Many Russia-related disputes involve corporate exits, asset sales, share transfers, dividend payments, debt restructuring, settlement agreements or assignments. These transactions may require Russian approvals or may be restricted when persons from “unfriendly” states are involved.
For example, Presidential Decree No. 520 of 5 August 2022 introduced restrictions in financial and fuel-and-energy sectors. UNCTAD summarises the measure as including prohibitions on transactions that directly or indirectly result in acquisition, modification, termination or encumbrance of rights in securities, participatory interests or participation interests in certain Russian legal entities, affecting strategic enterprises, fuel and energy companies, banking-sector entities and subsoil users, subject to presidential approval.

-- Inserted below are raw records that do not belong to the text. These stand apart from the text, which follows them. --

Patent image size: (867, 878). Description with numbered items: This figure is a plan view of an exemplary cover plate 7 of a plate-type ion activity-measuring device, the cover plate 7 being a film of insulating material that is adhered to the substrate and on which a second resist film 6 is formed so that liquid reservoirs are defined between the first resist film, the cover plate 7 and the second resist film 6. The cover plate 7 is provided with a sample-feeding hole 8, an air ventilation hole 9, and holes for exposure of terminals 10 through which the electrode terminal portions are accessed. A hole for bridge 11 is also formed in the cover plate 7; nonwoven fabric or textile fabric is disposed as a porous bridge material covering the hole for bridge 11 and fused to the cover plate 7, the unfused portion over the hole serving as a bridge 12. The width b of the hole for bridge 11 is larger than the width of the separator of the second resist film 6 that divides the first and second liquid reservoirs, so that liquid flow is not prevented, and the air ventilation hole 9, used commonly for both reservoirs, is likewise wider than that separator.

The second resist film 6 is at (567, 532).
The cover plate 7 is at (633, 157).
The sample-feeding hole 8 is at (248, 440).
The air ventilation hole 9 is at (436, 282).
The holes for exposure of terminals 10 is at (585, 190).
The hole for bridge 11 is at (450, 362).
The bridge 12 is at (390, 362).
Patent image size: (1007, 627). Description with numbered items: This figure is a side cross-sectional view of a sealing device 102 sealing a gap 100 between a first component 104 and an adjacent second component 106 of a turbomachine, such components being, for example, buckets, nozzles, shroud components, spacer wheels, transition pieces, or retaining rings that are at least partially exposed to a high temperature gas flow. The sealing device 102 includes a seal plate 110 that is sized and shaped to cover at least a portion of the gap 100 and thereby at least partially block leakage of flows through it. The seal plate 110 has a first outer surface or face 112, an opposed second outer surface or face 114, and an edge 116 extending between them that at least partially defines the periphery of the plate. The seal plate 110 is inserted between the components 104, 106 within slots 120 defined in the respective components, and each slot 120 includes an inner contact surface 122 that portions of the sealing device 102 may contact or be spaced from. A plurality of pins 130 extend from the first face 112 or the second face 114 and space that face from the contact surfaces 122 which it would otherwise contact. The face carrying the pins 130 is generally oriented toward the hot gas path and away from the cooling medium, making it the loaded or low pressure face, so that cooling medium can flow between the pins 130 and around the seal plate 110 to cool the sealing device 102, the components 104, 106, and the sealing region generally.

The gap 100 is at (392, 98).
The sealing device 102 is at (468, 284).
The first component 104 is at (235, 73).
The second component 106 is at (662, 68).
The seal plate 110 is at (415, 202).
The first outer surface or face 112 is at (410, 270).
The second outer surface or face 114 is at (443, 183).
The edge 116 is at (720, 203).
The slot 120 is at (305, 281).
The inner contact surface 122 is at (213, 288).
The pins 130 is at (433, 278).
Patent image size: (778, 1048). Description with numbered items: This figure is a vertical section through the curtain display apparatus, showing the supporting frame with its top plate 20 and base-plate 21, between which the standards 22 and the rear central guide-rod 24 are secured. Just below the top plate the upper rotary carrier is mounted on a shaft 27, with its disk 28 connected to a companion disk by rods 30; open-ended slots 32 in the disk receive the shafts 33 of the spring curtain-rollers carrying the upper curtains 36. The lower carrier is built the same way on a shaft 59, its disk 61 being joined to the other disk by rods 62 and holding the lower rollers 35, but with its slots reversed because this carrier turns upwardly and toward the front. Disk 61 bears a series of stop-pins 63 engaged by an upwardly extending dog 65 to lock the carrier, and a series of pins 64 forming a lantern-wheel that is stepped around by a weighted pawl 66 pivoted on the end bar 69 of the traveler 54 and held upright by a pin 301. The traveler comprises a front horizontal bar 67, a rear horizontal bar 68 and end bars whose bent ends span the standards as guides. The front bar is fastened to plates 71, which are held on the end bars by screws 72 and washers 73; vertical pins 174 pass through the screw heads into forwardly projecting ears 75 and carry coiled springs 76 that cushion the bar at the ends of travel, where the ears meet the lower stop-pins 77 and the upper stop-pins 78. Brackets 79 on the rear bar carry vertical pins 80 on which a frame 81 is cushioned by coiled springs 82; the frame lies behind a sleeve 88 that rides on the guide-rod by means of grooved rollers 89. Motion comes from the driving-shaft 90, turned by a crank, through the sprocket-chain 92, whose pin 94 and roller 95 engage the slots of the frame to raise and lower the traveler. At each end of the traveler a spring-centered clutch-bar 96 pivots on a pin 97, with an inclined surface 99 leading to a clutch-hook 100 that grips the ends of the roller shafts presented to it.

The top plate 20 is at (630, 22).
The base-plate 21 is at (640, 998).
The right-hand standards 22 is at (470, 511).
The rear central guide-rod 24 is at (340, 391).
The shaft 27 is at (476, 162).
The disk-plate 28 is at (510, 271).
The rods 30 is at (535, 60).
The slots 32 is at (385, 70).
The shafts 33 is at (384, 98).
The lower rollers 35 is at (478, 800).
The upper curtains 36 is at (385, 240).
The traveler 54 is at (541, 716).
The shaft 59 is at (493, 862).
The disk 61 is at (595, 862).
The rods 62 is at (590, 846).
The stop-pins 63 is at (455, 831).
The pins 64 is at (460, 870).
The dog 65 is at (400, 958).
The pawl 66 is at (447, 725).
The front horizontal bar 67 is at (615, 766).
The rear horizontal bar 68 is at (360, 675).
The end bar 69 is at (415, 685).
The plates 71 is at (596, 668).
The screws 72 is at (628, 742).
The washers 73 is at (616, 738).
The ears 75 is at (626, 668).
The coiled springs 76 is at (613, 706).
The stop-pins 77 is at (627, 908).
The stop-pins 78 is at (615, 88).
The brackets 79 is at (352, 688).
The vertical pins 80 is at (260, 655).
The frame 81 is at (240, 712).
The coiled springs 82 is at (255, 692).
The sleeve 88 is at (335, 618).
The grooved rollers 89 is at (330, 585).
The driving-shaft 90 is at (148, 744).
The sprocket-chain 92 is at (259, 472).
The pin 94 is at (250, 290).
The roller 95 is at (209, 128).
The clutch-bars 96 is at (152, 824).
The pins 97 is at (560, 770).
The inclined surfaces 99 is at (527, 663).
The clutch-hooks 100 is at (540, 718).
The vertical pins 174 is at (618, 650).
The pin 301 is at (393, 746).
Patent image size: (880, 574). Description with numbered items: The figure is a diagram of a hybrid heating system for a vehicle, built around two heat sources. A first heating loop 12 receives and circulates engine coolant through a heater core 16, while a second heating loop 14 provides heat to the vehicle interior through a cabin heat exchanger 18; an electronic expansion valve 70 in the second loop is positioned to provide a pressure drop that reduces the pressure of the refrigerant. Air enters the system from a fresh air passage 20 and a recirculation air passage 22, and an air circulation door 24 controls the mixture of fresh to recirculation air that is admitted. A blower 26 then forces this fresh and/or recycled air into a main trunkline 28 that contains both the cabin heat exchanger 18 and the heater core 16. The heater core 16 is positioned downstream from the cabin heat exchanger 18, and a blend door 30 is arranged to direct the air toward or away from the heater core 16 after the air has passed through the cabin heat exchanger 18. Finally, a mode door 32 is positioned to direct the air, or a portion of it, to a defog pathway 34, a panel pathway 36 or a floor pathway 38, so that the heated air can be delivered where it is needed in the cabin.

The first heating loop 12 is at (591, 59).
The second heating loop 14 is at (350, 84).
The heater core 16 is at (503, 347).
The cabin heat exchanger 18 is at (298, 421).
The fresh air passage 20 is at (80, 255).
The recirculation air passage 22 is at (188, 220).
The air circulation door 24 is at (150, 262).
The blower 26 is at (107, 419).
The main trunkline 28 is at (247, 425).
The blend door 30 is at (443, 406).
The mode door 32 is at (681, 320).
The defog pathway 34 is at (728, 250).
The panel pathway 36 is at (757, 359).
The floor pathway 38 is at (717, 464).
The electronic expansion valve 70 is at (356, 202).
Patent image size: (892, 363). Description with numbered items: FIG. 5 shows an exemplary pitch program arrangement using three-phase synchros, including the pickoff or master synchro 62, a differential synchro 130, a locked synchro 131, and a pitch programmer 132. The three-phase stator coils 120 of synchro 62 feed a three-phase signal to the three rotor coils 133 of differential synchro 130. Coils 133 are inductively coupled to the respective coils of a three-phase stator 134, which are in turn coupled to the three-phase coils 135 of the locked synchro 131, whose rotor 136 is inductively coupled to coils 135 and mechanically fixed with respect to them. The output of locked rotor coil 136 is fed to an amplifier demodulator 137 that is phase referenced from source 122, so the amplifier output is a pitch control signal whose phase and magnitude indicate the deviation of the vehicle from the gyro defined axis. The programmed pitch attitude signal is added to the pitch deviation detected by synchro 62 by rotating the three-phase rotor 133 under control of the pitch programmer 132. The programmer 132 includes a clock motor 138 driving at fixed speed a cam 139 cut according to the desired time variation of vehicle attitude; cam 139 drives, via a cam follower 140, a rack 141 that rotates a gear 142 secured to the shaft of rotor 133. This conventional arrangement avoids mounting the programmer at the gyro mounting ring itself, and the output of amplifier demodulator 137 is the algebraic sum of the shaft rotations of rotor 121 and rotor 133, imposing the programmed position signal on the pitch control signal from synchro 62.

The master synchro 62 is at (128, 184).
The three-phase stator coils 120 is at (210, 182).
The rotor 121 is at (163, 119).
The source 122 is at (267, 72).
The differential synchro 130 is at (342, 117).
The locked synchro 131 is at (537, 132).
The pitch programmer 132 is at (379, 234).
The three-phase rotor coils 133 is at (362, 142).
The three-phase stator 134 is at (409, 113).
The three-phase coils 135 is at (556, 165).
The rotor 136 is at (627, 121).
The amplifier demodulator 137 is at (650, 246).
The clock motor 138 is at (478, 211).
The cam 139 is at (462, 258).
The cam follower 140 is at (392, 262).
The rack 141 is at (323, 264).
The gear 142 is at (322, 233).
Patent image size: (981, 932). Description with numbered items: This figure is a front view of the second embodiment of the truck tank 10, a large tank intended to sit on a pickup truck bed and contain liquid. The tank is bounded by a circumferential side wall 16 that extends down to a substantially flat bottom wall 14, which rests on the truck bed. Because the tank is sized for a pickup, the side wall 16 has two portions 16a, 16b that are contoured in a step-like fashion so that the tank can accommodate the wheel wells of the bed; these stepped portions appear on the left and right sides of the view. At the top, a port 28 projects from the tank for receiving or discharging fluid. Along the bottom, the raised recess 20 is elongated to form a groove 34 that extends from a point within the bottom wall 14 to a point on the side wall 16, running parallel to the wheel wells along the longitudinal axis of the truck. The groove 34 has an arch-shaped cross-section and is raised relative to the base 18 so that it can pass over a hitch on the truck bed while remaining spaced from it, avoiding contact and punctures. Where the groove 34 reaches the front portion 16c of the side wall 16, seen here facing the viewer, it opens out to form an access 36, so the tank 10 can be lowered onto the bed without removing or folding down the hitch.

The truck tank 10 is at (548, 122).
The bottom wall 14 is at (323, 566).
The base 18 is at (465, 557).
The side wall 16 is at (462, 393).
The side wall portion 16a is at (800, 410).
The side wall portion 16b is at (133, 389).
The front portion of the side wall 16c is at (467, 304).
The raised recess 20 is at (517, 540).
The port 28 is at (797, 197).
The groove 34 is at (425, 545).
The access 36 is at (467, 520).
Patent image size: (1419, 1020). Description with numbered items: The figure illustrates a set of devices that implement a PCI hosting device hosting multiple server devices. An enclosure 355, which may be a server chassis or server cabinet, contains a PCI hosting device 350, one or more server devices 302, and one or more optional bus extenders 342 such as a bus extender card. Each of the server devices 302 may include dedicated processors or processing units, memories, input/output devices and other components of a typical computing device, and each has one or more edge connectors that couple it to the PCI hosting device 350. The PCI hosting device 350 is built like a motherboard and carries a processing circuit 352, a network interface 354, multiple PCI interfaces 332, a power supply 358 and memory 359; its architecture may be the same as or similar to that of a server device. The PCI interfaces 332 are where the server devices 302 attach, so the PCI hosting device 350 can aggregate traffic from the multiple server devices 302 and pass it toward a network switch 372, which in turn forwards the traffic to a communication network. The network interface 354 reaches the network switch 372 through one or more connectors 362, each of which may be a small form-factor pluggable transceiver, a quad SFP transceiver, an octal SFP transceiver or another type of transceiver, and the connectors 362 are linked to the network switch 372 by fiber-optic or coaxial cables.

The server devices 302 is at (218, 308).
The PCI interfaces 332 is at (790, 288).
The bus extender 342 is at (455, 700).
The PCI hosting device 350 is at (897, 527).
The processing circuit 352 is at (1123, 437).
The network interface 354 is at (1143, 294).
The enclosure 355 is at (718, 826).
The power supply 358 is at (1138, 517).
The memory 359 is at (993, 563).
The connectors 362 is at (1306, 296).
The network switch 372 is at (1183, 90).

Foreign counsel should not assume that a commercially agreed settlement or exit can be implemented without Russian law review. The Russian law analysis may need to address:
- whether the target asset falls within a restricted category;
- whether a Russian government, presidential, Central Bank or Ministry of Finance permission is required;
- whether the parties are treated as connected with “unfriendly” states;
- whether a transaction may be void, blocked or practically impossible without approval;
- whether Russian corporate actions can be registered;
- whether settlement mechanics can be performed in Russia.
This is especially important where the client is negotiating under time pressure. Settlement terms that ignore Russian approval requirements may be difficult to implement later.